Updates from the Real World: Spring Concert Reflections
Last Sunday, I experienced my first spring concert as a faculty member in the Music for Youth Suzuki program based in Arlington Heights, IL. Originally started in the 1970s as a result of cuts to music programs in Arlington Heights’s primary school district, Music for Youth is unique it that it offers stringed-instrument instruction to public school students beginning in the first grade, setting it apart from most public school music programs in which fifth grade is the traditional starting point. I began teaching with the program in September 2014, and have enjoyed it immensely. I have about 4-5 students at five different elementary schools, and teach repertoire classes for advanced middle schoolers every other week. Obviously, it’s not my only job–as I’ve mentioned in previous “updates,” I’m becoming well-acquainted with the Chicago roadways these days as I travel back forth between various teaching and performing commitments, but I consider my work for MFY to be of utmost importance. A more cynical individual might venture to suggest that, as a graduate of two prominent conservatories, I should be teaching somewhere other than an elementary school classroom, but I don’t feel that way at all. I can, and do, offer advanced instruction and performances. But I strongly feel that the some of the most impactful work a musician can be doing is to work with children, because they are, quite literally, the future of music. We talk all the time about attracting more youth to classical music concerts; well, perhaps sticking a violin (or preferably, a cello) into their hands just might be the best way to go about that.
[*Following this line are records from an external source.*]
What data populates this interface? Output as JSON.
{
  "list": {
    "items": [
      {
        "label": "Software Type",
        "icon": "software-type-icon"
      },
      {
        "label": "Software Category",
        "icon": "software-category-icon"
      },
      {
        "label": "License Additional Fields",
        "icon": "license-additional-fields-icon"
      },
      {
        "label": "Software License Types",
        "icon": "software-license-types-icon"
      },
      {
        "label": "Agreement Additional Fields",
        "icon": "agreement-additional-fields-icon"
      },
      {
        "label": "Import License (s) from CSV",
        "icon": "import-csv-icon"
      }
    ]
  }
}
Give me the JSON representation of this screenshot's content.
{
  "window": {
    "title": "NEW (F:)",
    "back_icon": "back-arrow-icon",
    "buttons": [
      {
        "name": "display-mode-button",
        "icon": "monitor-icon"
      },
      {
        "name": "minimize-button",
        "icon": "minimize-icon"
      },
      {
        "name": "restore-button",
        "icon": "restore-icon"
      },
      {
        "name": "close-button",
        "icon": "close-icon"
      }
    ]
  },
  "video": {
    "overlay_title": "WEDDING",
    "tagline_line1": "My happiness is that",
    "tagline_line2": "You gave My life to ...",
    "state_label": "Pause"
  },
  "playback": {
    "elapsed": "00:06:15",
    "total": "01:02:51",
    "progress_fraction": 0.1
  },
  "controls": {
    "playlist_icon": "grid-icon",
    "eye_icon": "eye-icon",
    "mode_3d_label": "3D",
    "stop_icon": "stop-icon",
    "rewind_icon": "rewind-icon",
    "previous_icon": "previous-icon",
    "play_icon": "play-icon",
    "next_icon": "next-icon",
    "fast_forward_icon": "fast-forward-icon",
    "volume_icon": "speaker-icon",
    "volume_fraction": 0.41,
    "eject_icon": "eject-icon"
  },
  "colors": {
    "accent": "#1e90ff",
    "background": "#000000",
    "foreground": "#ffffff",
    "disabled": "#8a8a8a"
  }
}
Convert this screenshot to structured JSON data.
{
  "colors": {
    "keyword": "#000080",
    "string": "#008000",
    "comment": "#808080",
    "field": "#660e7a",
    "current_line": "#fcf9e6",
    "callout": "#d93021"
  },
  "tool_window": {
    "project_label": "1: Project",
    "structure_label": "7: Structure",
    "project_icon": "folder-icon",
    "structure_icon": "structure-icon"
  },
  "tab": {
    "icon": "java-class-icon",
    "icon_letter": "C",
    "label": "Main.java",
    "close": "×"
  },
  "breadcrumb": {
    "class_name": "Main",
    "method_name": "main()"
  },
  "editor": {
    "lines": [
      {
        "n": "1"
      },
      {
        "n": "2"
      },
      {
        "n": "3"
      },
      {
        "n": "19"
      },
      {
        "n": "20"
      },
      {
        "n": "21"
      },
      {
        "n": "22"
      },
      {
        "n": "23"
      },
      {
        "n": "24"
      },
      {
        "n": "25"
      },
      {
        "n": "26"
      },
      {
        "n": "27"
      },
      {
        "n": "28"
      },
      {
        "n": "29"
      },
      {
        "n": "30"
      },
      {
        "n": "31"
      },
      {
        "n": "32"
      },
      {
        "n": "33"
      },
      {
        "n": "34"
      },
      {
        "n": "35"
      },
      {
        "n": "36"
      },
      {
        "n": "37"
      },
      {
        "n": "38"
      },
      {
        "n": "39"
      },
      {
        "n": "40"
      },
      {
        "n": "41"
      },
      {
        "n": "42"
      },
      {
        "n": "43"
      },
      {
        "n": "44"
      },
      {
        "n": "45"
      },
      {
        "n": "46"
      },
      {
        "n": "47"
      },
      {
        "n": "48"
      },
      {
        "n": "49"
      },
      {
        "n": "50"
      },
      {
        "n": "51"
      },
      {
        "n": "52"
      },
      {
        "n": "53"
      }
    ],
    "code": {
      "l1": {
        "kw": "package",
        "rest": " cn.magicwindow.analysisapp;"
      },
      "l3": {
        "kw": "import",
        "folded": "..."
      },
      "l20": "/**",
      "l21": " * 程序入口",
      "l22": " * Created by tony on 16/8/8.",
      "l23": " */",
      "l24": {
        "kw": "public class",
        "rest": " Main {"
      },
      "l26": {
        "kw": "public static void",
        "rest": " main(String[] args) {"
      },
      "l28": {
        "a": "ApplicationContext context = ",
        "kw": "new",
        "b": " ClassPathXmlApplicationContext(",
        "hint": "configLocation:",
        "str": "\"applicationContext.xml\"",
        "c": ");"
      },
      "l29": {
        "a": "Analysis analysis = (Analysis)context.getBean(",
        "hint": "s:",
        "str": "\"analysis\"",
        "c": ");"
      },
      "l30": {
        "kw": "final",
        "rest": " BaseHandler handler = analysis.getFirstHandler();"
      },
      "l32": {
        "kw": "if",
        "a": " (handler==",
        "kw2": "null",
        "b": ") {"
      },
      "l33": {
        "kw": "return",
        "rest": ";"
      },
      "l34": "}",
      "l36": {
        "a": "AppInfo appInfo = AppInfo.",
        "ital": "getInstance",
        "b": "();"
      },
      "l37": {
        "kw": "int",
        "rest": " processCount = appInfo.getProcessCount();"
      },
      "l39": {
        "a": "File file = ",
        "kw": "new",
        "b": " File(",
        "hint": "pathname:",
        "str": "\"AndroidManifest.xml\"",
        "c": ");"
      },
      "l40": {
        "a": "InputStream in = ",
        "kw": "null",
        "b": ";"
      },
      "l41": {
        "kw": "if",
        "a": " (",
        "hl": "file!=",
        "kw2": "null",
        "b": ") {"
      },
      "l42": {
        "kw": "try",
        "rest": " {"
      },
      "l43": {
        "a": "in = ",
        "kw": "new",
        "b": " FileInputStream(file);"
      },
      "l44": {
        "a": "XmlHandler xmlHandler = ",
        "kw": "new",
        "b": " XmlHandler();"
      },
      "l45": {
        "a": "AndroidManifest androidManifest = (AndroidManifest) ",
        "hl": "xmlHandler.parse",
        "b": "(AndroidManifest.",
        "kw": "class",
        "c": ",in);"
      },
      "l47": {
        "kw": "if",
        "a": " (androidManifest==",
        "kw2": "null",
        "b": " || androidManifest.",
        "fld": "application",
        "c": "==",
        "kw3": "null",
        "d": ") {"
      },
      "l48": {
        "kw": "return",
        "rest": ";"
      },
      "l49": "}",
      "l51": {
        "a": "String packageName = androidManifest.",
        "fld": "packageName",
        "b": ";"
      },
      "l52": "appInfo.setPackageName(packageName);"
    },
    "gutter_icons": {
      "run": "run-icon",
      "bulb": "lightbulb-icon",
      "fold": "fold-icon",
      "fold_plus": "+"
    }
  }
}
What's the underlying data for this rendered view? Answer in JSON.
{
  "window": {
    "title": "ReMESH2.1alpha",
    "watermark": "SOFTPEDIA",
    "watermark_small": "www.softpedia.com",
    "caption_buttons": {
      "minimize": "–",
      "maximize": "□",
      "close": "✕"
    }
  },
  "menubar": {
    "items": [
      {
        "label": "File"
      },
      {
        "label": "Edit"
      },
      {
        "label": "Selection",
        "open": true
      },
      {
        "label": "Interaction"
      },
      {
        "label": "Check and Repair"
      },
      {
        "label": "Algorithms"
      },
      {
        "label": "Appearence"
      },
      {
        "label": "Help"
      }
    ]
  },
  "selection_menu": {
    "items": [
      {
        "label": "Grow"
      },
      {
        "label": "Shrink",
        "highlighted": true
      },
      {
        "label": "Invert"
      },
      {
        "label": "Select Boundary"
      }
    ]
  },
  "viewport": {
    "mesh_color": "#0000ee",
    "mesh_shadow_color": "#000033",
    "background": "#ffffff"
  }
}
Although our program continues through the duration of the school year, Sunday’s concert was our last big event, and the only one in which all of the students in the program had an opportunity to perform on the same stage. Needless to say, the weeks leading up to the performance proved to be rather hectic. A snow day put a wrench in our carefully-laid rehearsal plans; details of the concert day had to be organized to a fault; programs had to be proofed and double-proofed; and, of course, the students had to be adequately prepared. What turned out to be Chicago’s coldest February on record also didn’t help matters when it came to instrument maintenance; over the course of the rehearsals and concert, we had two fingerboards fall off, a cello crack like the San Andreas fault, an endpin fall out and vanish somewhere in Arlington Heights, and a bow tip explode like a firecracker. But everything was resolved in the end, and the concert turned out to be a great success.
I felt great joy and pride as I watched and participated in the performances of my students, who range in age from 5 to 14. This was not just another extracurricular activity for them; this was an experience they would never forget. I wondered whether any of them might go on to become professional musicians and teachers. How cool would it be if, fifteen years from now, I’d hear that someone had gotten into a top music school, or, a few years later, a prominent orchestra? After all, the great musicians we love and admire today were youthful students once too, as strange as it might seem to imagine. One time while I was at Eastman, my teacher, David Ying, told stories about teaching a seven-year-old Alisa Weilerstein. It was almost surreal to think of this great soloist as a fledgling beginner, just beginning to appreciate the basic fundamentals of cello playing–but then again, I suppose nobody is born playing the cello. Even Yo-Yo Ma probably had to start out with “Hot Cross Buns” (although I suspect he didn’t spend too much time on it).
As I continued to imagine the possibilities for my students’ future, I was struck by another, somewhat unsettling thought: what would that future look like? With so much change sweeping the classical music world, even more so than when I began my formal conservatory studies in 2008, it is sometimes difficult to imagine what the coming decades hold. If one of my five-year-old beginners who played their first concert last Sunday decides to major in music, he or she will theoretically be finishing a Bachelors degree in the year 2032. What, I wonder, will the prospects be for a music major at that point in the future? Will people still be auditioning for a small number of orchestra openings, or will there be ample opportunity in both traditional and contemporary ensembles? Will there be a large variety of teaching positions in a thriving music education scene, or will programs like Music for Youth fall victim to budget cuts and the lopsided priorities of indifferent politicians? Will the “sea of gray” characteristic of a classical audience be replaced by more seas of gray (and hopefully some seas of browns and blondes and brunettes), or will it dry up irreversibly?
As optimistic as I am about the future of music, I don’t have the answers to these questions. But I know who does, even if they do not: my students, who happily see me once a week in various parts of the Chicago area, from the music rooms of elementary schools to the storied halls of the Music Institute of Chicago. They hold the keys to our future, and the rich heritage of our past. It is our duty–it is our responsibility–to impart to them the wealth of knowledge we possess, so, in the unknowable decades to come, they will in turn be able to pass on the timeless art of music to the children of the future. That is why I teach in programs like Music for Youth, and why I plan to continue doing so for many years to come.